REVIEW : LITTLE FIRES EVERYWHERE (MINISERIES)


637 shares
REVIEW : LITTLE FIRES EVERYWHERE (MINISERIES)

“All mother’s struggle, money hides it. But you can’t put a price on a
mother’s love.”

Seorang perempuan berdiri terpaku
di pinggir jalan, menyaksikan rumah gedongannya habis dilalap si jago merah.
Saking terguncangnya, dia tidak bisa lagi meluapkan segala emosinya dan hanya
bisa terdiam dengan tatapan mata kosong.

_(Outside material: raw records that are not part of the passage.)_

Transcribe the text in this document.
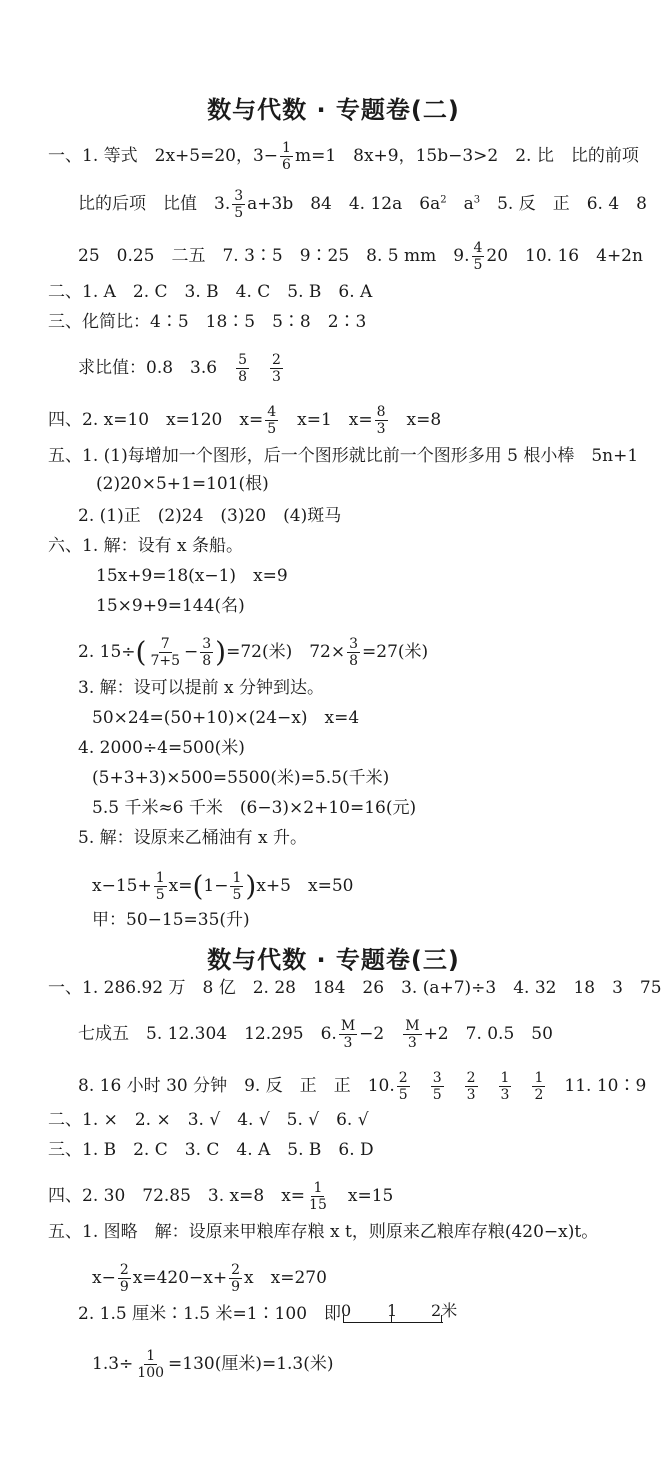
数与代数 · 专题卷(二)
一、1. 等式　2x+5=20，$3- \frac{1}{6} m=1$　8x+9，15b−3>2　2. 比　比的前项
比的后项　比值　3. $\frac{3}{5} a+3b$　84　4. 12a　$6a^2$　$a^3$　5. 反　正　6. 4　8
25　0.25　二五　7. 3∶5　9∶25　8. 5 mm　9. $\frac{4}{5} 20$　10. 16　4+2n
二、1. A　2. C　3. B　4. C　5. B　6. A
三、化简比：4∶5　18∶5　5∶8　2∶3
求比值：0.8　3.6　 $\frac{5}{8}$
　 $\frac{2}{3}$
四、2. x=10　x=120　$x= \frac{4}{5}$
　 x=1　$x= \frac{8}{3}$
　 x=8
五、1. (1)每增加一个图形，后一个图形就比前一个图形多用 5 根小棒　5n+1
(2)20×5+1=101(根)
2. (1)正　(2)24　(3)20　(4)斑马
六、1. 解：设有 x 条船。
15x+9=18(x−1)　x=9
15×9+9=144(名)
2. $15\div( \frac{7}{7+5} - \frac{3}{8} )=72$(米)　$72\times \frac{3}{8} =27$(米)
3. 解：设可以提前 x 分钟到达。
50×24=(50+10)×(24−x)　x=4
4. 2000÷4=500(米)
(5+3+3)×500=5500(米)=5.5(千米)
5.5 千米≈6 千米　(6−3)×2+10=16(元)
5. 解：设原来乙桶油有 x 升。
$x-15+ \frac{1}{5} x=(1- \frac{1}{5} )x+5$　x=50
甲：50−15=35(升)
数与代数 · 专题卷(三)
一、1. 286.92 万　8 亿　2. 28　184　26　3. (a+7)÷3　4. 32　18　3　75
七成五　5. 12.304　12.295　6. $\frac{M}{3} -2$　 $\frac{M}{3} +2$　7. 0.5　50
8. 16 小时 30 分钟　9. 反　正　正　10. $\frac{2}{5}$
　 $\frac{3}{5}$
　 $\frac{2}{3}$
　 $\frac{1}{3}$
　 $\frac{1}{2}$
　 11. 10∶9
二、1. ×　2. ×　3. √　4. √　5. √　6. √
三、1. B　2. C　3. C　4. A　5. B　6. D
四、2. 30　72.85　3. x=8　$x= \frac{1}{15}$
　 x=15
五、1. 图略　解：设原来甲粮库存粮 x t，则原来乙粮库存粮(420−x)t。
$x- \frac{2}{9} x=420-x+ \frac{2}{9}$ x　x=270
2. 1.5 厘米∶1.5 米=1∶100　即 0 1 2米
$1.3\div \frac{1}{100} =130$(厘米)=1.3(米)
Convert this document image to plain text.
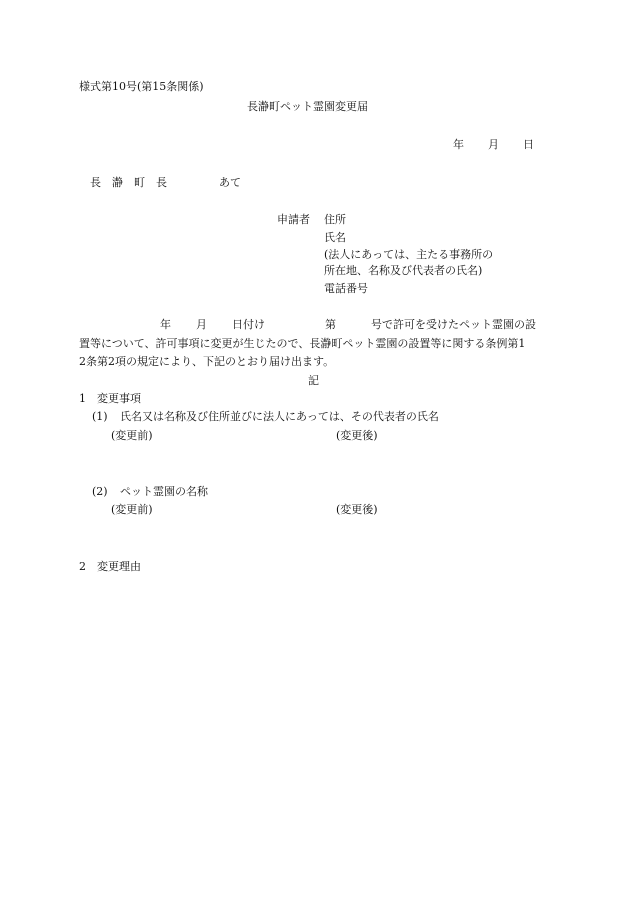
様式第10号(第15条関係)
長瀞町ペット霊園変更届
年 月 日
長　瀞　町　長	あて
申請者 住所
氏名
(法人にあっては、主たる事務所の
所在地、名称及び代表者の氏名)
電話番号
年 月 日付け	第	号で許可を受けたペット霊園の設
置等について、許可事項に変更が生じたので、長瀞町ペット霊園の設置等に関する条例第1
2条第2項の規定により、下記のとおり届け出ます。
記
1 変更事項
(1) 氏名又は名称及び住所並びに法人にあっては、その代表者の氏名
(変更前)	(変更後)
(2) ペット霊園の名称
(変更前)	(変更後)
2 変更理由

Bukan ludesnya harta benda yang
menggelisahkannya, bukan pula ketiadaan tempat untuk bernaung. Melainkan fakta
bahwa ada orang lain yang membakar rumahnya kala dia sedang berada di dalam.
Seperti halnya si perempuan dan seorang polisi yang menanyainya demi memperoleh
keterangan, penonton pun ikut bertanya-tanya, “siapa yang nekat melakukan semua ini dan mengapa?.” Beginilah cara Little Fires Everywhere yang didasarkan
pada novel bertajuk sama rekaan Celeste Ng memulai penceritaannya. Seperti
halnya serial Big Little Lies yang
juga dibintangi sekaligus diproduseri oleh Reese Witherspoon, penonton disodori
secuplik adegan pamungkas yang memberikan sinyal bahwa sesuatu yang besar,
berbahaya, serta mengerikan akan segera terjadi. Cara ini mesti diakui efektif
dalam membangkitkan ketertarikan terhadap Little
Fires Everywhere
yang dibentangkan menjadi miniseri sejumlah 8 episode.
Sebagai seseorang yang tidak pernah membaca materi sumbernya, saya jelas dilingkupi
kepenasaran dan sama sekali buta mengenai latar belakang yang mendorong peristiwa
kebakaran tersebut. Meski pengupasannya tak semenggigit Big Little Lies yang setiap episodenya kian menggila (begitu juga
dengan pemain ansambelnya!), miniseri kepunyaan Hulu ini masih mempunyai cukup
amunisi untuk membuatmu tetap bertahan hingga garis akhir demi memperoleh
jawaban atas segala misteri yang melingkungi.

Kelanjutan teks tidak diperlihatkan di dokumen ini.